Page 95 of Heartless Stepbrother
Satisfaction. That was the word. The clean, clinical satisfaction of victory. The kind that came when a plan executed itself perfectly. The sight of her trembling hands had been proof enough that I had the upper hand. That she was learning her place in the world of Maddox men.
But as I replayed the moment, her eyes, wide and blazing, something twisted in my chest. A small, unwelcome knot of feeling that had no business being there.
I told myself it was adrenaline. That buzz of dominance and control. But it wasn’t. It was colder, more corrosive. It was the echo of a feeling I had trained myself to kill years ago.
Anger.
Not the childish, reckless kind that made men shout or break things. That kind of anger had died in me long before I was old enough to think. This was the quiet, disciplined fury that burned slow and deep. The kind that sharpened itself into purpose.

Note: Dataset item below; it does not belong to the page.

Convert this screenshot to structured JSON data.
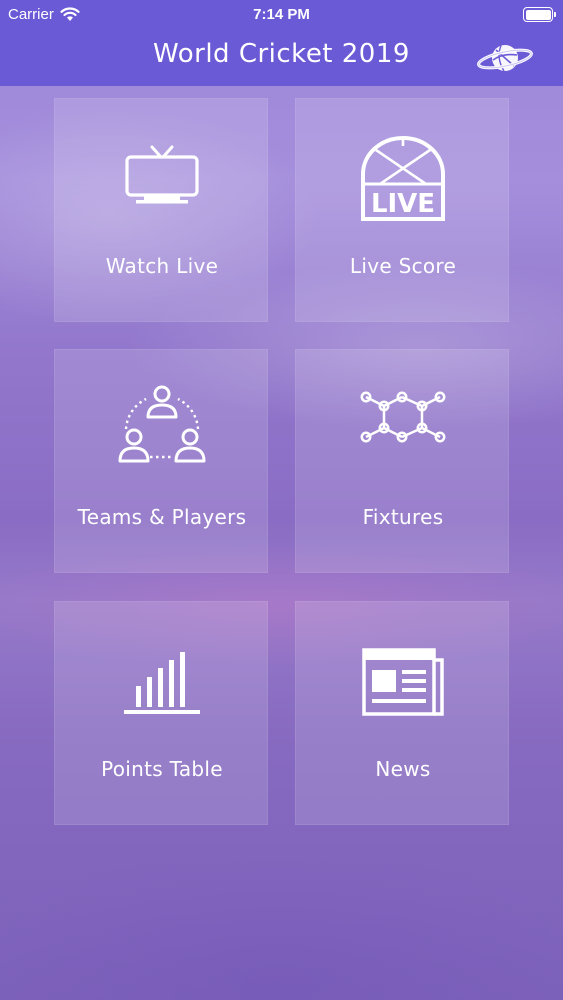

And beneath it, buried under the layers of rage and satisfaction, was something worse. Something I didn’t want to name.
She had made me feel.
That flash of panic in her eyes, that defiance trembling in her throat, it should have been fuel. It should have made me feel like a god, towering and untouchable. Instead, it made me feel… alive. Uncomfortably, irritatingly alive.

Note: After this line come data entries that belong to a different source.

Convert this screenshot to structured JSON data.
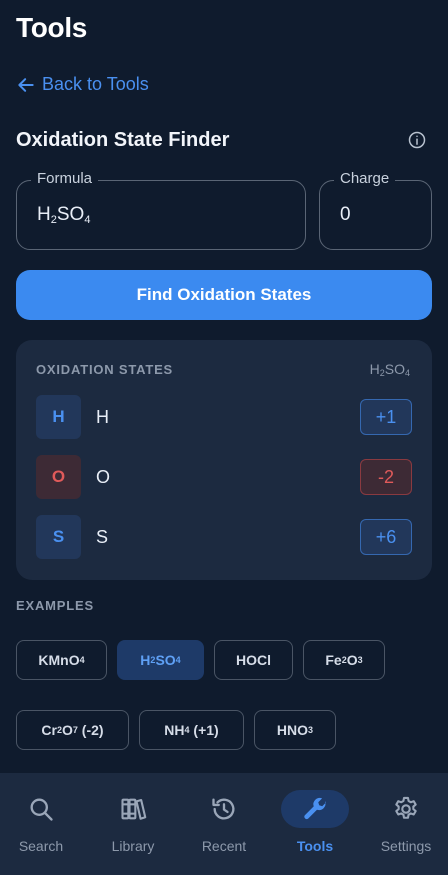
{
  "header": {
    "title": "Tools"
  },
  "back_link": {
    "label": "Back to Tools"
  },
  "section": {
    "title": "Oxidation State Finder"
  },
  "formula_field": {
    "label": "Formula",
    "value_parts": [
      "H",
      "2",
      "SO",
      "4"
    ]
  },
  "charge_field": {
    "label": "Charge",
    "value": "0"
  },
  "find_button": {
    "label": "Find Oxidation States"
  },
  "results": {
    "heading": "OXIDATION STATES",
    "formula_parts": [
      "H",
      "2",
      "SO",
      "4"
    ],
    "rows": [
      {
        "symbol": "H",
        "name": "H",
        "state": "+1",
        "tone": "blue"
      },
      {
        "symbol": "O",
        "name": "O",
        "state": "-2",
        "tone": "red"
      },
      {
        "symbol": "S",
        "name": "S",
        "state": "+6",
        "tone": "blue"
      }
    ]
  },
  "examples": {
    "heading": "EXAMPLES",
    "chips": [
      {
        "parts": [
          "KMnO",
          "4"
        ],
        "active": false
      },
      {
        "parts": [
          "H",
          "2",
          "SO",
          "4"
        ],
        "active": true
      },
      {
        "parts": [
          "HOCl"
        ],
        "active": false
      },
      {
        "parts": [
          "Fe",
          "2",
          "O",
          "3"
        ],
        "active": false
      },
      {
        "parts": [
          "Cr",
          "2",
          "O",
          "7",
          " (-2)"
        ],
        "active": false
      },
      {
        "parts": [
          "NH",
          "4",
          " (+1)"
        ],
        "active": false
      },
      {
        "parts": [
          "HNO",
          "3"
        ],
        "active": false
      }
    ]
  },
  "colors": {
    "accent": "#3b8af0",
    "blue_text": "#4a90f0",
    "blue_badge_bg": "#22375a",
    "red_text": "#e05a5a",
    "red_badge_bg": "#3d2a35"
  },
  "nav": {
    "items": [
      {
        "label": "Search",
        "icon": "search-icon",
        "active": false
      },
      {
        "label": "Library",
        "icon": "books-icon",
        "active": false
      },
      {
        "label": "Recent",
        "icon": "history-icon",
        "active": false
      },
      {
        "label": "Tools",
        "icon": "wrench-icon",
        "active": true
      },
      {
        "label": "Settings",
        "icon": "gear-icon",
        "active": false
      }
    ]
  }
}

It woke something that had no place in this carefully constructed life I had built.
For years, I had lived behind walls higher than this house, in a world carved from precision and cruelty. I had learned to mimic the smiles that charmed and the tones that soothed. I had learned that love was leverage and kindness was camouflage. I had learned that people broke when you pressed the right nerves hard enough.

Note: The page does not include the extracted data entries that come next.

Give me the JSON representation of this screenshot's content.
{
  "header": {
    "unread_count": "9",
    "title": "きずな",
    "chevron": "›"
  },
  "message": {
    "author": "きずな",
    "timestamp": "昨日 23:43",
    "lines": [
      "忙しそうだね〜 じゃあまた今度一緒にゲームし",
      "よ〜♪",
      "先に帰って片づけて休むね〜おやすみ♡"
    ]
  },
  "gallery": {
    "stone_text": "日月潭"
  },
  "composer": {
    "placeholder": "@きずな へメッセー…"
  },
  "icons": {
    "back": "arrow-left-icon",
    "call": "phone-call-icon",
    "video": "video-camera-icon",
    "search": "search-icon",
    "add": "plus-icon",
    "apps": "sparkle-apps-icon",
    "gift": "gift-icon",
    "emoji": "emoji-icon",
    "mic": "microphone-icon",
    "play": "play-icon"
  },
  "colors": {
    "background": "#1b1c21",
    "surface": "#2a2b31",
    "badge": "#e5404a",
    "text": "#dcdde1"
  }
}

And yet, when she looked at me, really looked, not with submission but with that impossible mix of fear and fire, I felt something recoil inside me. Like the boy I had been before life taught me the cost of softness was still trapped somewhere, clawing to get out.
I hated her for that.
I hated her because she reminded me that I hadn’t buried that weakness as deeply as I thought.
I crossed the room, the soft carpet muting my steps.
I needed a drink.
The whiskey caught the light as it sloshed in the glass, honeyed and false.
The liquid burned its way down, a perfect punishment.
“She’s not special,” I said aloud to the silence. “She’s just another test.”
The words fell flat.
I turned toward the connecting wall. The one that hid her from sight but not from thought. I could almost feel her energy on the other side, tight and restless, probably pacing like a trapped animal. Maybe crying. Maybe plotting.
Good. Let her.
She needed to learn that in this house, survival wasn’t granted, it was earned.
Still, I found myself wondering what she was doing. Whether she was sitting on that bed with her knees pulled up, clutching the blanket like she had the night before when I’d snuck into her hotel room.
The memory sent a current of heat through me, something primal, dark, and dangerous.
Not lust, exactly. It was hunger, yes, but not for touch. For reaction. For control. For proof that I could unmake her if I chose to.
But there was also something else buried in it. An unwilling fascination.
She didn’t crumble the way others did. She fractured, yes, but every time I thought she would shatter, she pulled herself back together just enough to defy me again. There was a kind of beauty in that defiance, a terrible, infuriating beauty that made me want to destroy it just to see if I could.
I told myself this was strategy. That breaking her would break the marriage. That every tear, every act of rebellion I provoked would feed my plan. But I knew the truth was starting to rot through that logic.
This wasn’t strategy anymore. It was something darker.
Obsession had a way of wearing the mask of reason until you forgot the difference.